Here it is. Election day 2010. Not quite the election day of 2008. Not even close, really. Then, you could almost feel the pulse of a Democratic wave surging. Yes, even in Idaho. Records were set at Democratic caucuses, hope for a new president was overflowing in a raucous Taco Bell Arena and like sharks in bloody water, Democrats could sense that Bill Sali would no longer represent the 1st District. Now, especially in Idaho, that pulse is indiscernible--nearly a flat-line--as weary Democrats stumble to the polls today.
Walt Minnick is going to lose tonight and he won't have anyone but himself to blame. Despite what Minnick says today (that Obama was "a drag on the ballot"), in 2008 he needed all 175,898 voters that turned out in that Democratic wave to eke out a 1.2 percentage-points win over Bill Sali. It was just 4,211 votes more than enough. What happened? Both Minnick's internal and independent polls showed Minnick up by six percentage points within two weeks of that election. Conventional wisdom says that in the end voters "came home," that the 1st District really is that conservative and even a hugely unpopular incumbent with a 41% unfavorable rating could only be beaten in a squeaker. That's the conventional wisdom, anyway. In Idaho it's often wrong.
This is a state where blue turf is a selling point and a large portion of the population consider it a complement to be "peculiar." Conventional wisdom doesn't always apply. In the case of the 2008 1st District race, especially. Something else closed the gap between Minnick and Sali in the final two weeks of that race which the conventional wisdom ignores. In late October, fliers containing the social security numbers of Bill Sali and his wife were sent to voters in the district. The Salis were, justifiably, angry; Idaho Democrats were contrite and Minnick's camp was unapologetic. Undecideds now had a reason to vote and came out for the suddenly and unlikely now-sympathetic Bill Sali. Minnick was lucky then; his blunder nearly cost him the election. He won't be so lucky again.
In 2010, with Minnick plunging from a 30 point lead (in some polls) to a dead heat within two months, outsiders proclaim the 1st District race to be "finally conforming" to national trends. In doing so they again overlook the uniquely peculiar nature of Idaho.

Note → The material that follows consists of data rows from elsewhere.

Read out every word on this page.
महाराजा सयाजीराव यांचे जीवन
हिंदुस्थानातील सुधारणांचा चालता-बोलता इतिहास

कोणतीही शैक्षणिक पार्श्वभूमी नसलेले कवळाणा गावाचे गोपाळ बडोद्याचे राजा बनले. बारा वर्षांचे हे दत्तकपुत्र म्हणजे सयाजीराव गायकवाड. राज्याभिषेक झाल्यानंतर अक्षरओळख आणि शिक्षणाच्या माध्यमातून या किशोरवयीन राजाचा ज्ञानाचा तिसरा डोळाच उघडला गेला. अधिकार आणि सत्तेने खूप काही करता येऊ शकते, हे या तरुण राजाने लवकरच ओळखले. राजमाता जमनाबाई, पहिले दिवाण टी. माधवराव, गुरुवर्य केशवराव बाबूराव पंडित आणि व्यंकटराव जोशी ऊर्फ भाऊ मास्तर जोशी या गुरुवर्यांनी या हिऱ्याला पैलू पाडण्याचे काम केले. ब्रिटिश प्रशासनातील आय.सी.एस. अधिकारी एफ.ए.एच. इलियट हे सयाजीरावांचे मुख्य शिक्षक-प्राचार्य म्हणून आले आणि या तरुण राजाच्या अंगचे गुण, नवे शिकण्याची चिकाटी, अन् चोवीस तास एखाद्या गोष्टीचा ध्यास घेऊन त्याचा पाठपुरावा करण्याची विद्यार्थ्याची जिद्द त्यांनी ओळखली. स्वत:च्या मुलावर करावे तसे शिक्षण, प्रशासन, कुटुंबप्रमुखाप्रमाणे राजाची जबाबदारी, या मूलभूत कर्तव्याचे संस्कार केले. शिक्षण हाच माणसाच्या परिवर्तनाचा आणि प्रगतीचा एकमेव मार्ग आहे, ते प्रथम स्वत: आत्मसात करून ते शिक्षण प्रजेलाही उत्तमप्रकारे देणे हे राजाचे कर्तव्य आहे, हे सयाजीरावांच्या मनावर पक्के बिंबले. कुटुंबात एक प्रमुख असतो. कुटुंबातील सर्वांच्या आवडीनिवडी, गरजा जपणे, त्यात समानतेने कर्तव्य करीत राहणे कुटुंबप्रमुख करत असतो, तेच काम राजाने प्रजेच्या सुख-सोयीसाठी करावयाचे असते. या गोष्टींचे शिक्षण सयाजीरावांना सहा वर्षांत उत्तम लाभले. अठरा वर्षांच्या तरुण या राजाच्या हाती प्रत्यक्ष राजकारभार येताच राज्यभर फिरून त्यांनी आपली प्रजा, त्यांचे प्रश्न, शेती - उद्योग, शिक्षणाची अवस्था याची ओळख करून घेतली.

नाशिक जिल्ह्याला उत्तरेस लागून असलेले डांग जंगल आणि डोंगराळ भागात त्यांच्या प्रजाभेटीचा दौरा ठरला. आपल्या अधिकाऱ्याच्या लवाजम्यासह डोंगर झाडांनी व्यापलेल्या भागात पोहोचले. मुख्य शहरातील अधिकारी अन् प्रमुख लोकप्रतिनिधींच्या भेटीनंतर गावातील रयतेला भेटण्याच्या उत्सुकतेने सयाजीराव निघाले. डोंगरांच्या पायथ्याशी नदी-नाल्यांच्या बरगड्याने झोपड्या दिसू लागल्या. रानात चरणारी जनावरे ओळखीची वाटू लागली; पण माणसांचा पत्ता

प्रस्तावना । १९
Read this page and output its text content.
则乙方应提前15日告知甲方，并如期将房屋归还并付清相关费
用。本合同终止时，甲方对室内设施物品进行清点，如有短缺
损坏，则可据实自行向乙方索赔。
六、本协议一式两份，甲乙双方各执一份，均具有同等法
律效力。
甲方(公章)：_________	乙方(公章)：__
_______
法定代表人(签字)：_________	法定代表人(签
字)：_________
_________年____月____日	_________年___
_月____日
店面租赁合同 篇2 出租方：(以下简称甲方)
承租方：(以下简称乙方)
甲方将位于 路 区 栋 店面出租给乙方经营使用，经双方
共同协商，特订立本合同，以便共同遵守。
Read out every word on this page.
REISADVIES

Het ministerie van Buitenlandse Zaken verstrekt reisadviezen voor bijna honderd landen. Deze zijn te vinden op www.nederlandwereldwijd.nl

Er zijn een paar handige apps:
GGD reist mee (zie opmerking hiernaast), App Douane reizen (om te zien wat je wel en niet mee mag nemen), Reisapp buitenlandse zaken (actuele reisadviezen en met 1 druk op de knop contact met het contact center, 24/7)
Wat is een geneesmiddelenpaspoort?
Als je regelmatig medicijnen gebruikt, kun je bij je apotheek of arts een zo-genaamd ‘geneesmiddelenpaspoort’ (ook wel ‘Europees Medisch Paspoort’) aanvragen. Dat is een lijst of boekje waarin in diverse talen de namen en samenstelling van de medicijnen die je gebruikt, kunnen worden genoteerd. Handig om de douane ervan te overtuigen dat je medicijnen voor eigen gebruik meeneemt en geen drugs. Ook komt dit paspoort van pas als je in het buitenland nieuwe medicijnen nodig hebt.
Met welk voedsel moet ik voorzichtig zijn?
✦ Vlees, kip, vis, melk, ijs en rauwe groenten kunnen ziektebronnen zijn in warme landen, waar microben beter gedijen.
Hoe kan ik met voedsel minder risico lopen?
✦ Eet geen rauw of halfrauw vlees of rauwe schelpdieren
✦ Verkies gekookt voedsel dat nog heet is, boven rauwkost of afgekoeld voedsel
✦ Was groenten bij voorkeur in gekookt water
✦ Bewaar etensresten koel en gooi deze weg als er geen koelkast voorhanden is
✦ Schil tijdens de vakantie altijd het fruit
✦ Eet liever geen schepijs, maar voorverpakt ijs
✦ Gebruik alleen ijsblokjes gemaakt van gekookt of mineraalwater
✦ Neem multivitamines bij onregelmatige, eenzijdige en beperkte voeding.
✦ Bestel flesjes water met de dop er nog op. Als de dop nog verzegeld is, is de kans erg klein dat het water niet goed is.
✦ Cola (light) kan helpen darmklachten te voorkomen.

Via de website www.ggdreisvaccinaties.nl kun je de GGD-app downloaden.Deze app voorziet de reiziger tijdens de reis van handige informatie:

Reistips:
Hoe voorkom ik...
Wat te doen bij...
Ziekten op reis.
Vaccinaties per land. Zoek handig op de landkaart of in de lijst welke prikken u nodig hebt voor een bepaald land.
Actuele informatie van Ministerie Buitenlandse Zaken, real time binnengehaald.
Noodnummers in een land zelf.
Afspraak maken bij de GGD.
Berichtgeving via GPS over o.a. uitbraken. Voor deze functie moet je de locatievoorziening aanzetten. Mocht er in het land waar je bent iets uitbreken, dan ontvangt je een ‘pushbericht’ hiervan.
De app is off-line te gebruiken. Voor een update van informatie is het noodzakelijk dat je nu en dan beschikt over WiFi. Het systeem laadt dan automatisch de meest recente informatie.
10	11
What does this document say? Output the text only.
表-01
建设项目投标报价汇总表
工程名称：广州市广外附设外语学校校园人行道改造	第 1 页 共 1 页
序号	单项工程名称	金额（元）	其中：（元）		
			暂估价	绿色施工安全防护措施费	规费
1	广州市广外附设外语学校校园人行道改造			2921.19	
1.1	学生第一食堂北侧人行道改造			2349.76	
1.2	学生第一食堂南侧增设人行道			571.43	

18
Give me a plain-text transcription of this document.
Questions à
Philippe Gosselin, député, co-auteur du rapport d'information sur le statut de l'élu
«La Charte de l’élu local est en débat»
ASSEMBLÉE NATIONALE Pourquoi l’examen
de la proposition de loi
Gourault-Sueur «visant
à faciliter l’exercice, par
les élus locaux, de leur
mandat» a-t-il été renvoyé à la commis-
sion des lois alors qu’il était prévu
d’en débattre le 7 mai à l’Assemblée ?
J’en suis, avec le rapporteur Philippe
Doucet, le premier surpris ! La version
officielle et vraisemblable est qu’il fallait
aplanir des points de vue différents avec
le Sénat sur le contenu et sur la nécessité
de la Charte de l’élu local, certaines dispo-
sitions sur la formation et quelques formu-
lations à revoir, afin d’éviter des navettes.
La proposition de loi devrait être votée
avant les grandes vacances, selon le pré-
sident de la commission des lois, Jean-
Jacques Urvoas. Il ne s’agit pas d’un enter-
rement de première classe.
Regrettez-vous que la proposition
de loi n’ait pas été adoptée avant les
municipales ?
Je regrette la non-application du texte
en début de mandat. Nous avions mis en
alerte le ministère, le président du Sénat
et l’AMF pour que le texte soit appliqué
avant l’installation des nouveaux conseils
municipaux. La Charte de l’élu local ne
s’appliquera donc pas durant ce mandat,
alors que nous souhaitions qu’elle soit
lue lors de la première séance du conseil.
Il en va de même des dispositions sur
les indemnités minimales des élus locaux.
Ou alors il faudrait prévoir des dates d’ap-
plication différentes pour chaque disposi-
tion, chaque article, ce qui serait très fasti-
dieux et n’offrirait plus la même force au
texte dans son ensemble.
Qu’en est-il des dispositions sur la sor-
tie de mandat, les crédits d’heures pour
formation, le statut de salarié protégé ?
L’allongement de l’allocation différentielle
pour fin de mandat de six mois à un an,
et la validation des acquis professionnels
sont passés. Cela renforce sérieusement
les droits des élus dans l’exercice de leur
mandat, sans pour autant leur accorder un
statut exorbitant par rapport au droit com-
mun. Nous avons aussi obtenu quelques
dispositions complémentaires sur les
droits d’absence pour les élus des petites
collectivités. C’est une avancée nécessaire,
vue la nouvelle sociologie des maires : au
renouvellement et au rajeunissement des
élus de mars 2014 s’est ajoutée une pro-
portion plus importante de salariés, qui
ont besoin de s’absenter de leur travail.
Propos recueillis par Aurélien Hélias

Idahoans, and independents in particular, are especially hostile to negative campaigning. More than most, independents here have a cynical view of politics and political parties and it's that cynicism that accounts for their unusually large numbers in Idaho. What Idahoans admire is authenticity--more so than ideology, whether conservative, progressive or somewhere in between.
Walt Minnick had nearly convinced the electorate of his authenticity but sealed his own fate by deciding to go negative, and in particularly vicious fashion, on Raul Labrador. In mid-September the campaign launched the first of three ads targeting Labradors's work as an immigration attorney. The campaign insisted this was to highlight Labrador's hypocrisy on immigration, not to denigrate his profession. What it did was give otherwise ambivalent conservatives a reason to support Labrador. From dignitaries like former Governor Phil Batt to the rank and file like blogger Clayton Cramer, Minnick's hostile ads solidified Labrador's previously wavering support. The ads also gave otherwise ambivalent Democrats more reason to oppose Minnick. The only apparent increased support from Minnick's ads came from the unsavory ranks of white nationalists.
When pundits talk about Idaho's 1st district race, they will likely include the dramatic implosion of Republican primary candidate Vaughn Ward. They will also likely include the dramatic loss of Walt Minnick and conventional wisdom will chalk it up to a Democrat in a very conservative district caught up in a Republican wave.
The conventional wisdom will also be wrong. This was Walt Minnick's election to lose, and he will.
Today, there is no Democrat more disappointed in Walt Minnick than I.
Update 11.4.10 9:25: As predicted Walt Minnick lost to Raul Labrador, although the margin of victory at 51 to 41.3 was wider than even I expected. Notably but as expected, Walt did especially poorly in the heavily Hispanic populations of Canyon and Owyhee counties: 36.1% to 56.2% and 34.7% to 56.6% respectively.